I do not own a 12th Gen CPU for ThrottleStop testing purposes, Intel's FIVR documentation is not made available to individual programmers like myself and I have never run ThrottleStop on a computer running Windows 11. A few bugs seem inevitable. You might have to do your cache adjustments in the BIOS or re-install XTU.


----------



## SaltyxTomato (Oct 20, 2022)

unclewebb said:


> Another user recently reported the exact same problem on a 12th Gen mobile CPU.
> 
> 
> 
> ...


Thank you for your recommendation. I will try Intel xtu I guess even though I love throttlestop


----------



## -batab- (Oct 20, 2022)

SaltyxTomato said:


> Thank you for your recommendation. I will try Intel xtu I guess even though I love throttlestop


Just try to lower max cache ratio before unlocking adaptive voltage. 12th gen seems to be very sensitive to cache voltage, definitely much more than cpu.


----------



## unclewebb (Oct 20, 2022)

SaltyxTomato said:


> I will try Intel xtu


Did you try lowering the maximum Cache Ratio in ThrottleStop?


----------



## SaltyxTomato (Oct 21, 2022)

unclewebb said:


> Did you try lowering the maximum Cache Ratio in ThrottleStop?


I did and it didnt give me a bsod. Thank you  

I used value of 4 for min and 36 for max. 

Could you explain to me what that means in general ?


----------



## unclewebb (Oct 21, 2022)

The Cache Min and Max setting controls the minimum and maximum speed of the cache. 

For Alder Lake, when both the P cores and the E cores are enabled, I think the maximum cache speed is supposed to be no higher than the base frequency. A 12700K runs at 3600 MHz (36 X 100 MHz) at its base frequency when turbo boost is disabled. 
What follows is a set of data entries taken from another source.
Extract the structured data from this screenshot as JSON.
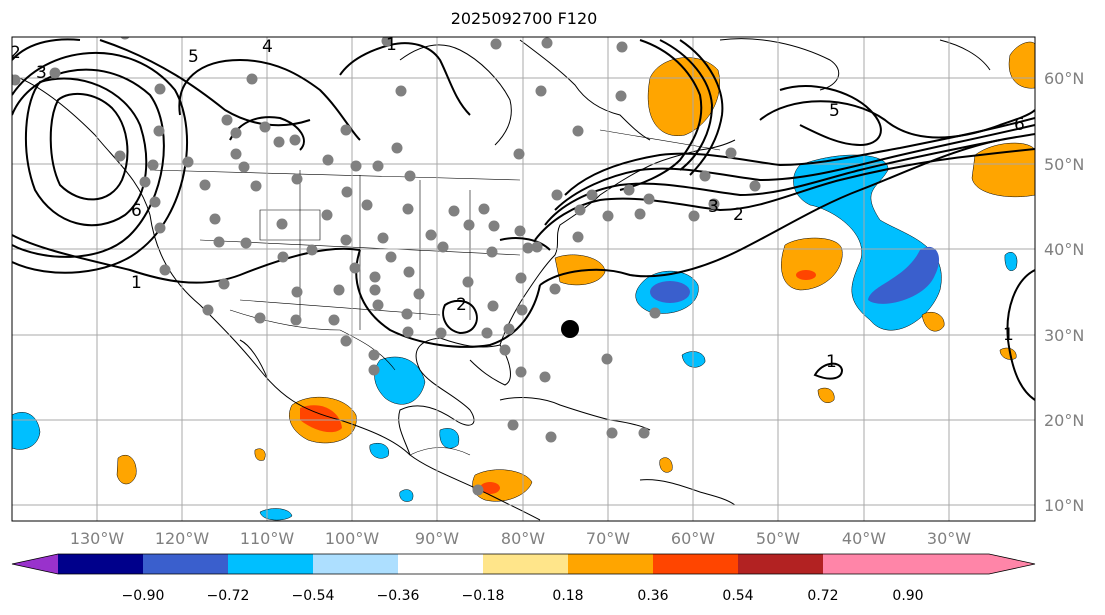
{
  "title": "2025092700 F120",
  "lat_labels": [
    "60°N",
    "50°N",
    "40°N",
    "30°N",
    "20°N",
    "10°N"
  ],
  "lon_labels": [
    "130°W",
    "120°W",
    "110°W",
    "100°W",
    "90°W",
    "80°W",
    "70°W",
    "60°W",
    "50°W",
    "40°W",
    "30°W"
  ],
  "colorbar": {
    "ticks": [
      "−0.90",
      "−0.72",
      "−0.54",
      "−0.36",
      "−0.18",
      "0.18",
      "0.36",
      "0.54",
      "0.72",
      "0.90"
    ],
    "colors": [
      "#9932CC",
      "#00008B",
      "#3A5FCD",
      "#00BFFF",
      "#ADDFFF",
      "#FFFFFF",
      "#FFE58A",
      "#FFA500",
      "#FF4500",
      "#B22222",
      "#FF85A8"
    ]
  },
  "contour_labels": [
    "5",
    "4",
    "3",
    "2",
    "6",
    "1",
    "5",
    "6",
    "3",
    "2",
    "1",
    "2",
    "1",
    "1"
  ],
  "marker": "storm-center-marker"
}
I think you need to disable all of the E cores in the BIOS if you want to run your cache faster than the base frequency. Trying to run the cache at more than 36X is probably what was causing the BSOD issues that you were having. 
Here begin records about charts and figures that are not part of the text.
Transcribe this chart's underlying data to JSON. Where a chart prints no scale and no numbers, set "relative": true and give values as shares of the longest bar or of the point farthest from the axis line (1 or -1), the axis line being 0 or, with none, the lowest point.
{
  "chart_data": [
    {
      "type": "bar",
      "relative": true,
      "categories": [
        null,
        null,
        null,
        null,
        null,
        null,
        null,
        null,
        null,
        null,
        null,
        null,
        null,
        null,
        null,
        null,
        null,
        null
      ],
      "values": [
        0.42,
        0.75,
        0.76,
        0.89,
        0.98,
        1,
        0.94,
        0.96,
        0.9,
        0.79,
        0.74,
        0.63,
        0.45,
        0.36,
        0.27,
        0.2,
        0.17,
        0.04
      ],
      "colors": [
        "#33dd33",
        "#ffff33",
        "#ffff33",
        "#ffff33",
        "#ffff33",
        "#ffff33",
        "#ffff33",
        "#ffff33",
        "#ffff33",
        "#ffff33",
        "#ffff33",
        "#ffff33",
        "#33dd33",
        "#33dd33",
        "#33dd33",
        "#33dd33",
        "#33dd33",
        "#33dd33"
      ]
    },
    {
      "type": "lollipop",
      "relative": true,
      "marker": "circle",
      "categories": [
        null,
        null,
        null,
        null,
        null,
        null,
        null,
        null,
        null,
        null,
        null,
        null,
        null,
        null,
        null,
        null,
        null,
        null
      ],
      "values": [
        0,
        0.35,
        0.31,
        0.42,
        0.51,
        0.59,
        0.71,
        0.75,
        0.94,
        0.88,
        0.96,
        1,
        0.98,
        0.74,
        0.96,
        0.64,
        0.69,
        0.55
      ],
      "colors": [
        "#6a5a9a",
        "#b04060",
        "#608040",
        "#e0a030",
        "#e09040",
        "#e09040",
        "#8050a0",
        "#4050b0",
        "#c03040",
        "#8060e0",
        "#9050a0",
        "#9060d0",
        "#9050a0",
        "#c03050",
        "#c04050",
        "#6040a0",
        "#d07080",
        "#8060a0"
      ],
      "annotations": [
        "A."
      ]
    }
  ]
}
Maybe you can use ThrottleStop to get around this Alder Lake limitation. I have never done any hands on testing so I am not sure what is possible. Can you set the cache Max to 38 or 40 or will that cause an instant BSOD too?


----------



## SaltyxTomato (Oct 21, 2022)

unclewebb said:


> The Cache Min and Max setting controls the minimum and maximum speed of the cache.
> 
> For Alder Lake, when both the P cores and the E cores are enabled, I think the maximum cache speed is supposed to be no higher than the base frequency. A 12700K runs at 3600 MHz (36 X 100 MHz) at its base frequency when turbo boost is disabled.
> 
> ...


Tomorrow I give you results when I do it on pc


----------